The port city of Shanghai, now China's most populous, had a thriving jazz scene prior to Communist control in 1949. Now, with economic restrictions relaxed and development booming, the scene is coming to life again — at least it would seem, from news about Shanghai jazz musicians lately.
A recent story in The Stamford Times (Connecticut) profiles a musician named Alec Haavik, originally from Norwalk, Conn. At 40, he was once a journeyman musician in the U.S., eventually taking up the saxophone in college and earning a master's degree in jazz composition at Manhattan School of Music. But he's been based in Shanghai for six years now, where, according to the article, he "has been described by a Chinese music critic as a 'highlight of the Shanghai jazz scene, known for his maniacal performances, a seemingly inexhaustible wardrobe of fabulous suits and his multi-textured, genre-bending, hyper-expansive, death-defying jazz compositions.'" Not bad.
That reminded me of a comment that vocalist (and JazzSet host) Dee Dee Bridgewater made not long ago while doing an interview with NPR's Tell Me More. When asked by host Michel Martin about her upcoming projects, she mentioned that she was producing a new album by trumpeter Theo Croker — it'll be the first recording project on her own label. After the jump, here's a sample from the studio:
Croker happens to be the grandson of the legendary trumpeter Doc Cheatham. He also happens to be based in Shanghai these days (where Google informs us that he gigs with some frequency with Alec Haavik). And in a short interview with journalist David Adler, Croker talked about his regular gig there: "We're playing five nights a week in one venue — you don't do that in New York. Sometimes we forget we're in a hotel, because we're really throwin' down. You walk through the lobby and the lounge, and then you're in a jazz bar that has the decor of the '30s. But we're in there playing super hard-core jazz."

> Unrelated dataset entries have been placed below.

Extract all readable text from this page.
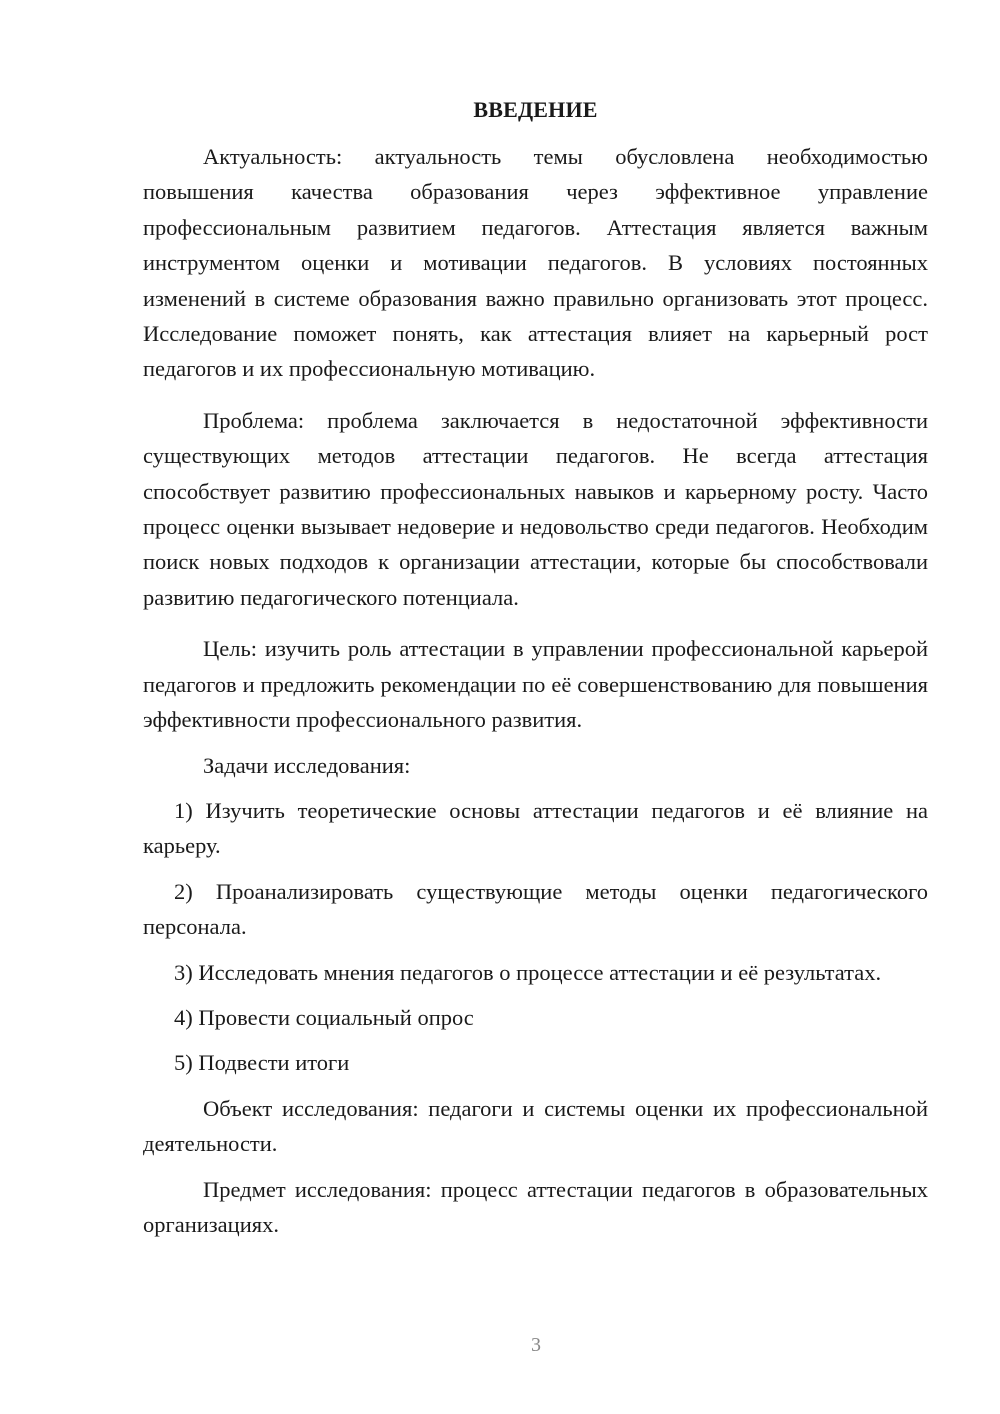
ВВЕДЕНИЕ

Актуальность: актуальность темы обусловлена необходимостью повышения качества образования через эффективное управление профессиональным развитием педагогов. Аттестация является важным инструментом оценки и мотивации педагогов. В условиях постоянных изменений в системе образования важно правильно организовать этот процесс. Исследование поможет понять, как аттестация влияет на карьерный рост педагогов и их профессиональную мотивацию.

Проблема: проблема заключается в недостаточной эффективности существующих методов аттестации педагогов. Не всегда аттестация способствует развитию профессиональных навыков и карьерному росту. Часто процесс оценки вызывает недоверие и недовольство среди педагогов. Необходим поиск новых подходов к организации аттестации, которые бы способствовали развитию педагогического потенциала.

Цель: изучить роль аттестации в управлении профессиональной карьерой педагогов и предложить рекомендации по её совершенствованию для повышения эффективности профессионального развития.

Задачи исследования:

1) Изучить теоретические основы аттестации педагогов и её влияние на карьеру.

2) Проанализировать существующие методы оценки педагогического персонала.

3) Исследовать мнения педагогов о процессе аттестации и её результатах.

4) Провести социальный опрос

5) Подвести итоги

Объект исследования: педагоги и системы оценки их профессиональной деятельности.

Предмет исследования: процесс аттестации педагогов в образовательных организациях.

3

(Editorial intrusion: Here's a jazz band that plays in public five nights a week, every week! Is there anywhere else this happens, anywhere?)
I'll admit that I know little else about the Shanghai jazz scene — I'd be grateful if anyone were to point out some interesting Internet resources about it. I would ask one other question: What about the Chinese musicians making jazz in Shanghai? We know that vocalist Coco Zhao (2007 NPR performance-interview here) has toured stateside a few times — and when there's smoke, there's usually fire.
*Re: the title of this post. Listen for the Louis Armstrong solo.